Sou natural de Tubarão, nascido na localidade de Pinheiros, popularmente conhecida como “Km 60”, há muitos anos. Venho de uma família numerosa, sou o décimo segundo filho de uma ninhada de dezessete. Convenhamos, mesmo para a época do rádio, ter tantos filhos não era comum, especialmente se considerarmos os abortos e as tentativas que não vingaram. Graças a Deus, meus pais, muito religiosos, foram praticantes convictos da mensagem bíblica: crescei e multiplicai-vos.

Durante os anos que vivi em Tubarão, antes da enchente de 1974, mantive uma conexão quase que diária com o Rio, desfrutando de banhos escondidos e muitas pescarias. Lembro-me com saudades dos cercos que fazíamos com seixos rolados, para captura de piavas (lambaris) nos meses de janeiro e fevereiro, quando cobrávamos do Rio o nosso quinhão, haja vista a fartura de peixes que subiam o seu leito, não sei se em busca de melhores águas para reprodução, ou se era apenas a mão do Criador replicando a multiplicação dos pães e peixes, na mesa de tantos e necessitados ribeirinhos.
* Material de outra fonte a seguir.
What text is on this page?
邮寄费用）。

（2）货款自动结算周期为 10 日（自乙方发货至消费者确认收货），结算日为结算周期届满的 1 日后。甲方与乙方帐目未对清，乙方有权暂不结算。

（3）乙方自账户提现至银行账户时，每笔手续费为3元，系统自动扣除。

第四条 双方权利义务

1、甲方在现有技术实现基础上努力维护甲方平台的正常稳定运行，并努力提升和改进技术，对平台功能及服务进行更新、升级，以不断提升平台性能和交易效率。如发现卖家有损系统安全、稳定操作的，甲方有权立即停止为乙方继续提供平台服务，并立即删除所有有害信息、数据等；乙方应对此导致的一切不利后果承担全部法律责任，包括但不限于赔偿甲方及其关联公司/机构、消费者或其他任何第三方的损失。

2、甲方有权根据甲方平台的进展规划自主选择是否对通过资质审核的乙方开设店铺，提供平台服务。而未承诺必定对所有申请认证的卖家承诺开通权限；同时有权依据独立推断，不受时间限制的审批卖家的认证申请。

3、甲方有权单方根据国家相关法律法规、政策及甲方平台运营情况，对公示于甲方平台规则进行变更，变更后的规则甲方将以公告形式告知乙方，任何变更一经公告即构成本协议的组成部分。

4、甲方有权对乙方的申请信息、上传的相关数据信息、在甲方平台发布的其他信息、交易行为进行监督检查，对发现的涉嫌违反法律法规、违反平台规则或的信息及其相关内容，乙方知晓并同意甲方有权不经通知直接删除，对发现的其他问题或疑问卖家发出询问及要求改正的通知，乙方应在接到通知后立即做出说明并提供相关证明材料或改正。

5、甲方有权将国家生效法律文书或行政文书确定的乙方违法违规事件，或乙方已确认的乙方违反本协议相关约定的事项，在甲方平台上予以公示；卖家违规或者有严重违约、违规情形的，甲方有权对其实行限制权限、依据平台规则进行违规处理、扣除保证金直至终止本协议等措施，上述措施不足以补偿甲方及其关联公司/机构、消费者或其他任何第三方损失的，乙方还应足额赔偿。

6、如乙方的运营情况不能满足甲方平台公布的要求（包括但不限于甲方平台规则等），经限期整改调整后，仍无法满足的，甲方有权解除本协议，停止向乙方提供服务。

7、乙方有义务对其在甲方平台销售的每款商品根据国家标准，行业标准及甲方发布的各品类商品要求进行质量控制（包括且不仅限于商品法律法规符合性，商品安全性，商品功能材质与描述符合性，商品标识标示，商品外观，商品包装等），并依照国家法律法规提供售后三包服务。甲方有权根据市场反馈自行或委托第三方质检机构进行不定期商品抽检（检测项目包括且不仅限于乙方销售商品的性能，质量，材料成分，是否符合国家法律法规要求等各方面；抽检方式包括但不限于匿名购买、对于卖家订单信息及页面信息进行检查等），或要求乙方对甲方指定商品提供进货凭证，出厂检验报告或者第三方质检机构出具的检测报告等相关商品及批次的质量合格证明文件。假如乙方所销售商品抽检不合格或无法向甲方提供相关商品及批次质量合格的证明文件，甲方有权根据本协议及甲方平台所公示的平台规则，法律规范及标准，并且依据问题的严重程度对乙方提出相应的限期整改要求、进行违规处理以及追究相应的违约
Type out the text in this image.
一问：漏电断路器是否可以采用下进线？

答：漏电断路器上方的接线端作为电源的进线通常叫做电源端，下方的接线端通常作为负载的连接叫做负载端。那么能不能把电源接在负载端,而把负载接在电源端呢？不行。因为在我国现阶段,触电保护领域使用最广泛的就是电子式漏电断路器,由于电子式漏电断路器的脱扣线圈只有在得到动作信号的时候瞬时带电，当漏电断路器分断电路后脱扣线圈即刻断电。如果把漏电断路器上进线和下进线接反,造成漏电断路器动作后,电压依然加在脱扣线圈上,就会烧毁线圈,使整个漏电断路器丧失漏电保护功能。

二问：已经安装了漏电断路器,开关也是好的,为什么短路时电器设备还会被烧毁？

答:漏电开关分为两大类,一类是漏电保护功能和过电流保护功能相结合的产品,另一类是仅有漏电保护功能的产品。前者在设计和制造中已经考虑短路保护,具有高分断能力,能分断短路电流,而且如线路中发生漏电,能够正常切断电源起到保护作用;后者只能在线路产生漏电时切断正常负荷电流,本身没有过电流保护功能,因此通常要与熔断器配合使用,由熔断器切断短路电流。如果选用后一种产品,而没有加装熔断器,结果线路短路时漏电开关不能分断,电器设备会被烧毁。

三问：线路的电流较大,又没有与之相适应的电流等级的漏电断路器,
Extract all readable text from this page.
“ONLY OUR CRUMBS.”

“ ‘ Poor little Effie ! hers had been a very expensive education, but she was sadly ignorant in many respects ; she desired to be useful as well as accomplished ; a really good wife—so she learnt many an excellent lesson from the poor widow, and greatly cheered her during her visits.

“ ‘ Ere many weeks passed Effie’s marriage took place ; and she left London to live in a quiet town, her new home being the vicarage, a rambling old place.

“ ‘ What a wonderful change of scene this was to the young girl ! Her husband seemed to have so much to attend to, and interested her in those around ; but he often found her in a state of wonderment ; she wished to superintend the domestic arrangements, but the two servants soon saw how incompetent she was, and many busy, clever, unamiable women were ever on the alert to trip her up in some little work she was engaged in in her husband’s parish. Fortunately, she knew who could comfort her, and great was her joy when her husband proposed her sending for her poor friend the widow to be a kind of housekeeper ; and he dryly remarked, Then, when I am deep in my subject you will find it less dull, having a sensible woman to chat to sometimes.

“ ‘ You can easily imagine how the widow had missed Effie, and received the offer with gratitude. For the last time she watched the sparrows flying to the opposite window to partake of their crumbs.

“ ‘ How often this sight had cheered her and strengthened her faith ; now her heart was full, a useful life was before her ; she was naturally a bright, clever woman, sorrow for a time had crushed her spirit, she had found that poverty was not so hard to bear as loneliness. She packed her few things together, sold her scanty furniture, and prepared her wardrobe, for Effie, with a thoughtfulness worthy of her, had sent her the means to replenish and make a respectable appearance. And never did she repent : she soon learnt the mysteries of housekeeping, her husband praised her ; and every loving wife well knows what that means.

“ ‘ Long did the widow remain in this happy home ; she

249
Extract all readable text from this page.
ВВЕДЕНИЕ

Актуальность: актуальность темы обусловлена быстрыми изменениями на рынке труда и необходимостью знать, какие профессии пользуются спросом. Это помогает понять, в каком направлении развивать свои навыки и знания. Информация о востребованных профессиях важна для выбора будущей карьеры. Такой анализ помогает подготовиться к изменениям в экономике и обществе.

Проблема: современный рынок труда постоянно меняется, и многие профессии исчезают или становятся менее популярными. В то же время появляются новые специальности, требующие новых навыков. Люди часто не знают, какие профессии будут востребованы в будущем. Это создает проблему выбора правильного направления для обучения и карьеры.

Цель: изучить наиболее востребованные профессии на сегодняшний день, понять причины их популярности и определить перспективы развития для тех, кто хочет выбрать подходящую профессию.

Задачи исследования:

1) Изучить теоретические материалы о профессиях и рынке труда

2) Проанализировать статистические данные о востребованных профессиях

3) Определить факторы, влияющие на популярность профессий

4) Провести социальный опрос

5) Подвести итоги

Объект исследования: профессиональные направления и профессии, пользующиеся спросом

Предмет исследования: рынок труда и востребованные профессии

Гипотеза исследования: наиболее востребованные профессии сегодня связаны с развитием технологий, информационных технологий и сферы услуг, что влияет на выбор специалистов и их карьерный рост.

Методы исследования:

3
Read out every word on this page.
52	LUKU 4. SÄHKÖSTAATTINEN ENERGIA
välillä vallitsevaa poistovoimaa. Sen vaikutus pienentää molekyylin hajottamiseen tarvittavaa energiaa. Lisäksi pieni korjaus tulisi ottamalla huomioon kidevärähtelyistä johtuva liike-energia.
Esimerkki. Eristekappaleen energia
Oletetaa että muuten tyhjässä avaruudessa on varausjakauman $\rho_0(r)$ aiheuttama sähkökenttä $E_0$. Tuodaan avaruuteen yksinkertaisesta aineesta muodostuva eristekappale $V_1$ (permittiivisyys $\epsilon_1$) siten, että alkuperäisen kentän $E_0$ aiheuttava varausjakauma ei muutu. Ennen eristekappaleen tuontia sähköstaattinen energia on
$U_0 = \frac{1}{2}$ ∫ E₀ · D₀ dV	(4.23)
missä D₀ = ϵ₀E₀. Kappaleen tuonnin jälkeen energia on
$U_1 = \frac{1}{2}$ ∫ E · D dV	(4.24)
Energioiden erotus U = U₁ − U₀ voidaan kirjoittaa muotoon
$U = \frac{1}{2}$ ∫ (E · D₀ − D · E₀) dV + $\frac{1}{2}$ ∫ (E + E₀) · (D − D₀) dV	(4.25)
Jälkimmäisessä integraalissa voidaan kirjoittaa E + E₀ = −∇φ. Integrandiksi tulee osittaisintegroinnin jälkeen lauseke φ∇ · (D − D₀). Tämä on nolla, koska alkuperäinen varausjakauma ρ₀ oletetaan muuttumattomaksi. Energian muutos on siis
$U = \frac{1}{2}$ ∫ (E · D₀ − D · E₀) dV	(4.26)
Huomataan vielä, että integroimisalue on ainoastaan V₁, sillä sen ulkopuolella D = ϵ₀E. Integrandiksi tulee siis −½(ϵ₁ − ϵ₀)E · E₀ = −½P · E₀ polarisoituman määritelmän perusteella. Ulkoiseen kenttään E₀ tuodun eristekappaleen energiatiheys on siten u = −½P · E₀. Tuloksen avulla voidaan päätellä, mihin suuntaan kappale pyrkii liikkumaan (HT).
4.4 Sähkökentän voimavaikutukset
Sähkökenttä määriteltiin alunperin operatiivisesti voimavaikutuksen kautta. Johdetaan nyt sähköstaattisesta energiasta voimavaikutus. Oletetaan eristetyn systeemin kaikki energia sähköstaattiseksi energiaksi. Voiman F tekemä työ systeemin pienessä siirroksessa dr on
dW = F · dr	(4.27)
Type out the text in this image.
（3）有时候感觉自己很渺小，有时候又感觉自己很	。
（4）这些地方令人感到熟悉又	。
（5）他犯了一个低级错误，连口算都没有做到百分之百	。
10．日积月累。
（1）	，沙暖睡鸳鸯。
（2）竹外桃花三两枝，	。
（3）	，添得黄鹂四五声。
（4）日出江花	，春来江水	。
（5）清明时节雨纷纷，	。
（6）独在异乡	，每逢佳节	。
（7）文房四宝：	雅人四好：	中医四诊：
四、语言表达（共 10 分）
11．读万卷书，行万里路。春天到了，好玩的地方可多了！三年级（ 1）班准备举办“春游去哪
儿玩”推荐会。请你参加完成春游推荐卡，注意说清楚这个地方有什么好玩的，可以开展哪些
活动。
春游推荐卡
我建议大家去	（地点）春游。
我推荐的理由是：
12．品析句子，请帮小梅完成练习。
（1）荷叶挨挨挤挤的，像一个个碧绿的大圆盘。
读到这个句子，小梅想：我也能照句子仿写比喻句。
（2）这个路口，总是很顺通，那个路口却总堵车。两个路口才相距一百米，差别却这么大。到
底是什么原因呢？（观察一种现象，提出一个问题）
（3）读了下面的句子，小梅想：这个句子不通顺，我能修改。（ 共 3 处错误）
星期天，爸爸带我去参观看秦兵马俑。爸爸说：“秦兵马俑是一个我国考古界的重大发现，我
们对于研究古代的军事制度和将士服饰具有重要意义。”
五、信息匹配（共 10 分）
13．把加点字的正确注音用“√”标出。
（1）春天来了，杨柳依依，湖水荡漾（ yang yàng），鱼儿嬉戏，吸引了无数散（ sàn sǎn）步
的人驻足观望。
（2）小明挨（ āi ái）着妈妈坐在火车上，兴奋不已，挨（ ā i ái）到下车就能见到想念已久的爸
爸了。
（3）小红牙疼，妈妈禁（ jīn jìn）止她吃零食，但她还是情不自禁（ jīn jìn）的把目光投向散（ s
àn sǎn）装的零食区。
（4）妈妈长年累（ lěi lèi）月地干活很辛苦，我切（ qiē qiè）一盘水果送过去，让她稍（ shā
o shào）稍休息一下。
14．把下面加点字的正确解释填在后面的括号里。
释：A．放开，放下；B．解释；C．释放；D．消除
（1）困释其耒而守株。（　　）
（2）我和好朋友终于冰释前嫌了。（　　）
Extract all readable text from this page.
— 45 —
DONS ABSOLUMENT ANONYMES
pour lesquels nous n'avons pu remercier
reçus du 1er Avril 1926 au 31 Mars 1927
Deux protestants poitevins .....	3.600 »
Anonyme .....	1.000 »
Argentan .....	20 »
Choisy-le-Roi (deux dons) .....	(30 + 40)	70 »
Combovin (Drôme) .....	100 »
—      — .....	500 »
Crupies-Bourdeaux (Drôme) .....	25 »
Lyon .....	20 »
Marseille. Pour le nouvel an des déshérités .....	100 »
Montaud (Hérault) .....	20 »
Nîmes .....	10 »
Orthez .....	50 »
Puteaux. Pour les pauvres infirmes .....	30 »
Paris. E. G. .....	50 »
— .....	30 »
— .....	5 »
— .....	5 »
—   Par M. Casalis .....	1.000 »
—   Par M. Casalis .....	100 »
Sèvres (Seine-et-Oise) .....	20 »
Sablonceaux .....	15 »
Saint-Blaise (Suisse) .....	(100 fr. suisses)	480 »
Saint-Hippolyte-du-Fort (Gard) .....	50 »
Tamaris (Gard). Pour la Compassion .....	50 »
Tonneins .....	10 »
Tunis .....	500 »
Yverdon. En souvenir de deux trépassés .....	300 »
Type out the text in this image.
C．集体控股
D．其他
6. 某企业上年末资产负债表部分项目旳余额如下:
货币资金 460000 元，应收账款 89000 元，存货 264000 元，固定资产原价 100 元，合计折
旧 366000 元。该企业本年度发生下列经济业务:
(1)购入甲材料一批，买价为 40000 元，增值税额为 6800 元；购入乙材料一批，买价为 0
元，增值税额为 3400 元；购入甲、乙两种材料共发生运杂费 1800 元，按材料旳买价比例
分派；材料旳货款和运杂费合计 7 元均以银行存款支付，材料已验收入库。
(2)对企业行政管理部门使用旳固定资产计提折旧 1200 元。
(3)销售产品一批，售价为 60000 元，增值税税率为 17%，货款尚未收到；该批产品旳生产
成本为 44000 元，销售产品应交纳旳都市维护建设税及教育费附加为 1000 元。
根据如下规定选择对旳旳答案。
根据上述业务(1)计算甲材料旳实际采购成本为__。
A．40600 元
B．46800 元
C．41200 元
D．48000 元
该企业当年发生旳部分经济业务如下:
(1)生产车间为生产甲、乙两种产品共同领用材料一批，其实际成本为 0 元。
O texto sobre o Rio Tubarão, onde procurei descrever os vários papéis desempenhados pelo Rio, talvez explique a visão singular que tenho do mesmo. É lamentável ver o Rio, que é o coração de nossa cidade, ser ignorado e maltratado, enquanto tantos outros, pelo mundo afora, são enaltecidos, como na frase de Heródoto: “o Egito é uma dádiva do Nilo”.

Espero com essa iniciativa, e no momento em que completarmos 50 anos da maior enchente que já enfrentamos, lançar algumas sementes em solo fértil, para que germinem e deem muitos frutos, e que o Rio venha receber o respeito que merece, pois ele é o quintal de nossas casas, parte do que somos.

Em Marcos 6:4, Jesus diz: “Só em sua própria terra, entre seus parentes e em sua própria casa, é que um profeta não tem honra”. Portanto, sabemos que nada é fácil, mas o vergonhoso não é desistir, é não tentar fazer.

Vamos à reflexão:

RIO TUBARÃO, VIDA E FUTURO!

“Lembro-me ainda da magnífica impressão que tive desta abençoada terra, a primeira vez que aqui cheguei…….. Fiquei extasiado ante a beleza do Rio Tubarão, cujas águas serenas espelhavam o firmamento e as árvores que povoam as suas margens, dando um tom celestial ao panorama assim constituído. Alexandrino Barreto (Xandóca) – Relato da viagem inaugural da Estrada de Ferro Dona Teresa Cristina – set. /1884*

Apesar da minha pouca intimidade com a nossa “Última Flor do Lácio”, espero que todos que tomarem conhecimento destas modestas linhas, possam sentir a importância e os encantos do velho “Tubá-nharô”, na história que permeia o desenvolvimento de nossa região e na vida de cada um de seus conterrâneos.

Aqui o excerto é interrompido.